All this compression work will only make existing machine-learning models 10 to 100 times smaller. To deploy machine-learning onto Cortex M0s, the smallest of the ARM processors – they are physically about the size of a red-pepper flake and Dekel calls them “computer dust” – the models need to be made 1,000 to 10,000 times smaller.

“There is just no way to take a deep neural network, have it stay as accurate as it is today, and consume 10,000 less resources. You can’t do it,” said Dekel. “So, for that, we have a longer-term approach, which is to start from scratch. To start from math on the white board and invent a new set of machine-learning technologies and tools that are tailored for these resource-constrained platforms.”

The bottom-up approach starts from the tiny end of the spectrum, where team members are focused on building a library full of training algorithms, each tuned to perform optimally for a niche set of scenarios: one for applications such as the brain implant, for example, and another to detect anomalies such as in a jet engine to predict when maintenance is required.

The smallest device that the group has focused on is the Arduino Uno, a severely resource-constrained single-board computer with only 2 kilobytes of RAM. The algorithms train machine-learning models for tasks such as answering yes-or-no and multiple-choice questions, predicting likely target values and ranking a list of items.

These models are inspired by cloud-based systems, but they are being re-engineered in ways that shrink the amount of data learned, reduce computational complexity and limit memory requirements yet maintain accuracy and speed.

“Ultimately, you get predictions that are almost as accurate as (cloud-based neural networks) but now your model size is very little so you can deploy it for a few kilobytes of RAM,” explained Varma.

Microsoft researchers are working on systems that can run machine learning algorithms on microcontrollers as small as the one pictured. Photo by Dan DeLong.

A prototype device in development to showcase the potential of this research is an intelligent walking stick for Varma, who is visually impaired, that can detect falls and issue a call for assistance.

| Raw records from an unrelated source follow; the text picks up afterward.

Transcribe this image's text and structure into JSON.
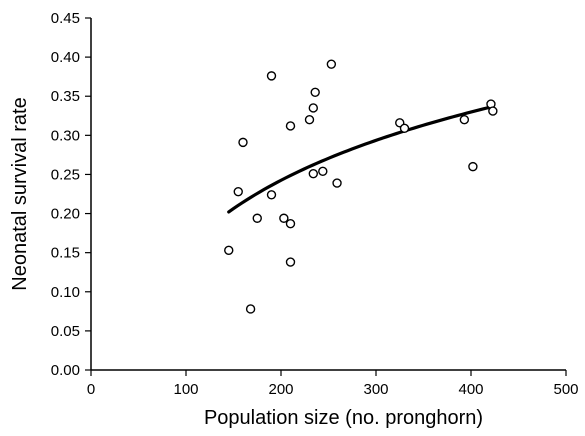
{
  "chart_data": {
    "type": "scatter",
    "title": "",
    "xlabel": "Population size (no. pronghorn)",
    "ylabel": "Neonatal survival rate",
    "xlim": [
      0,
      500
    ],
    "ylim": [
      0,
      0.45
    ],
    "x_ticks": [
      0,
      100,
      200,
      300,
      400,
      500
    ],
    "y_ticks": [
      0.0,
      0.05,
      0.1,
      0.15,
      0.2,
      0.25,
      0.3,
      0.35,
      0.4,
      0.45
    ],
    "x_tick_labels": [
      "0",
      "100",
      "200",
      "300",
      "400",
      "500"
    ],
    "y_tick_labels": [
      "0.00",
      "0.05",
      "0.10",
      "0.15",
      "0.20",
      "0.25",
      "0.30",
      "0.35",
      "0.40",
      "0.45"
    ],
    "grid": false,
    "legend": "none",
    "points": [
      {
        "x": 145,
        "y": 0.153
      },
      {
        "x": 155,
        "y": 0.228
      },
      {
        "x": 160,
        "y": 0.291
      },
      {
        "x": 168,
        "y": 0.078
      },
      {
        "x": 175,
        "y": 0.194
      },
      {
        "x": 190,
        "y": 0.376
      },
      {
        "x": 190,
        "y": 0.224
      },
      {
        "x": 203,
        "y": 0.194
      },
      {
        "x": 210,
        "y": 0.312
      },
      {
        "x": 210,
        "y": 0.187
      },
      {
        "x": 210,
        "y": 0.138
      },
      {
        "x": 230,
        "y": 0.32
      },
      {
        "x": 234,
        "y": 0.335
      },
      {
        "x": 236,
        "y": 0.355
      },
      {
        "x": 234,
        "y": 0.251
      },
      {
        "x": 244,
        "y": 0.254
      },
      {
        "x": 253,
        "y": 0.391
      },
      {
        "x": 259,
        "y": 0.239
      },
      {
        "x": 325,
        "y": 0.316
      },
      {
        "x": 330,
        "y": 0.309
      },
      {
        "x": 393,
        "y": 0.32
      },
      {
        "x": 402,
        "y": 0.26
      },
      {
        "x": 421,
        "y": 0.34
      },
      {
        "x": 423,
        "y": 0.331
      }
    ],
    "trendline": {
      "type": "logarithmic",
      "x_range": [
        145,
        423
      ],
      "points": [
        {
          "x": 145,
          "y": 0.203
        },
        {
          "x": 175,
          "y": 0.226
        },
        {
          "x": 200,
          "y": 0.241
        },
        {
          "x": 250,
          "y": 0.27
        },
        {
          "x": 300,
          "y": 0.294
        },
        {
          "x": 350,
          "y": 0.313
        },
        {
          "x": 400,
          "y": 0.33
        },
        {
          "x": 423,
          "y": 0.337
        }
      ]
    }
  }
}
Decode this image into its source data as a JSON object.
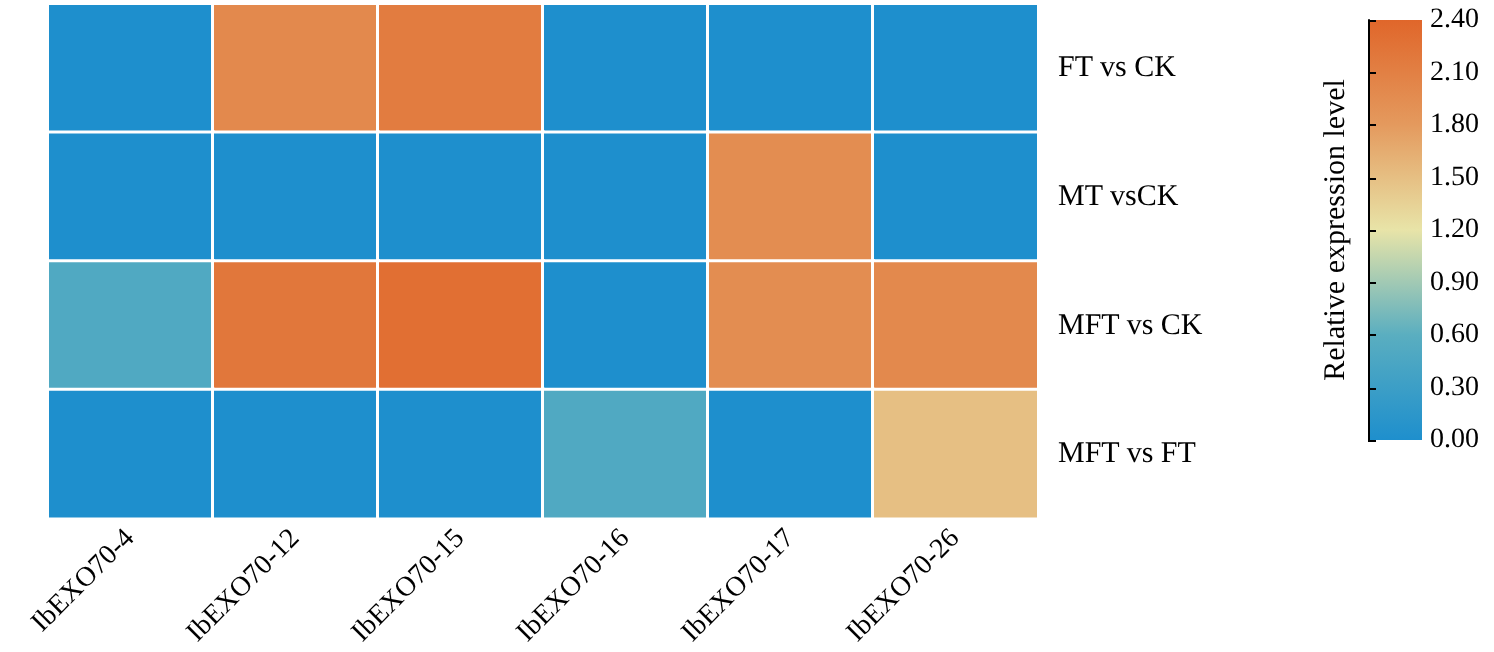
{
  "chart_data": {
    "type": "heatmap",
    "categories": [
      "IbEXO70-4",
      "IbEXO70-12",
      "IbEXO70-15",
      "IbEXO70-16",
      "IbEXO70-17",
      "IbEXO70-26"
    ],
    "y_categories": [
      "FT vs CK",
      "MT vsCK",
      "MFT vs CK",
      "MFT vs FT"
    ],
    "cells": [
      [
        0,
        2.0,
        2.15,
        0,
        0,
        0
      ],
      [
        0,
        0,
        0,
        0,
        1.95,
        0
      ],
      [
        0.5,
        2.2,
        2.3,
        0,
        1.95,
        2.0
      ],
      [
        0,
        0,
        0,
        0.5,
        0,
        1.5
      ]
    ],
    "clabel": "Relative expression level",
    "clim": [
      0,
      2.4
    ],
    "cticks": [
      {
        "value": 0,
        "label": "0.00"
      },
      {
        "value": 0.3,
        "label": "0.30"
      },
      {
        "value": 0.6,
        "label": "0.60"
      },
      {
        "value": 0.9,
        "label": "0.90"
      },
      {
        "value": 1.2,
        "label": "1.20"
      },
      {
        "value": 1.5,
        "label": "1.50"
      },
      {
        "value": 1.8,
        "label": "1.80"
      },
      {
        "value": 2.1,
        "label": "2.10"
      },
      {
        "value": 2.4,
        "label": "2.40"
      }
    ]
  }
}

Another potential application is an intelligent glove that can interpret American Sign Language and voice the signed words through a speaker.

“I like helping people with their impairments be more productive and better integrated into society,” said Varma.

Imagining the future

The drive to embed AI on tiny devices is part of a broader initiative within Microsoft’s research organization to envision technologies that could be pervasive a decade from now. For Dekel and colleagues, this is a world filled with intelligent, secure devices built with tools that are accessible to anyone with an idea and desire to make it.

For now, the research project is serving the maker community – people who have problems such as Dekel’s with squirrels and a vision to solve them with homemade technology. Other makers are domain experts such as a swimmer who wants to train a fitness band to count laps and distinguish between freestyle, breaststroke and butterfly.

Varma envisions a role for these makers throughout industry as well, developing intelligent, secure devices optimized for anomaly detection and predictive maintenance tasks. “Fixing something when it is broken,” he noted, “is much more costly than identifying the problem before the break.”

Only a few of these devices will ever exist if the work of making them is left to the relatively small population of computer scientists with PhDs in artificial intelligence, noted Amershi. She is working on interfaces and other tools to reduce the complexity and monotony of training and deploying machine-learning models onto edge devices so that makers of all kinds can be productive.

“Machine learning is not a one-shot thing,” she said. “It’s an art. It takes some effort, some iterations, to steer these machine-learning models to do the thing you want them to do.”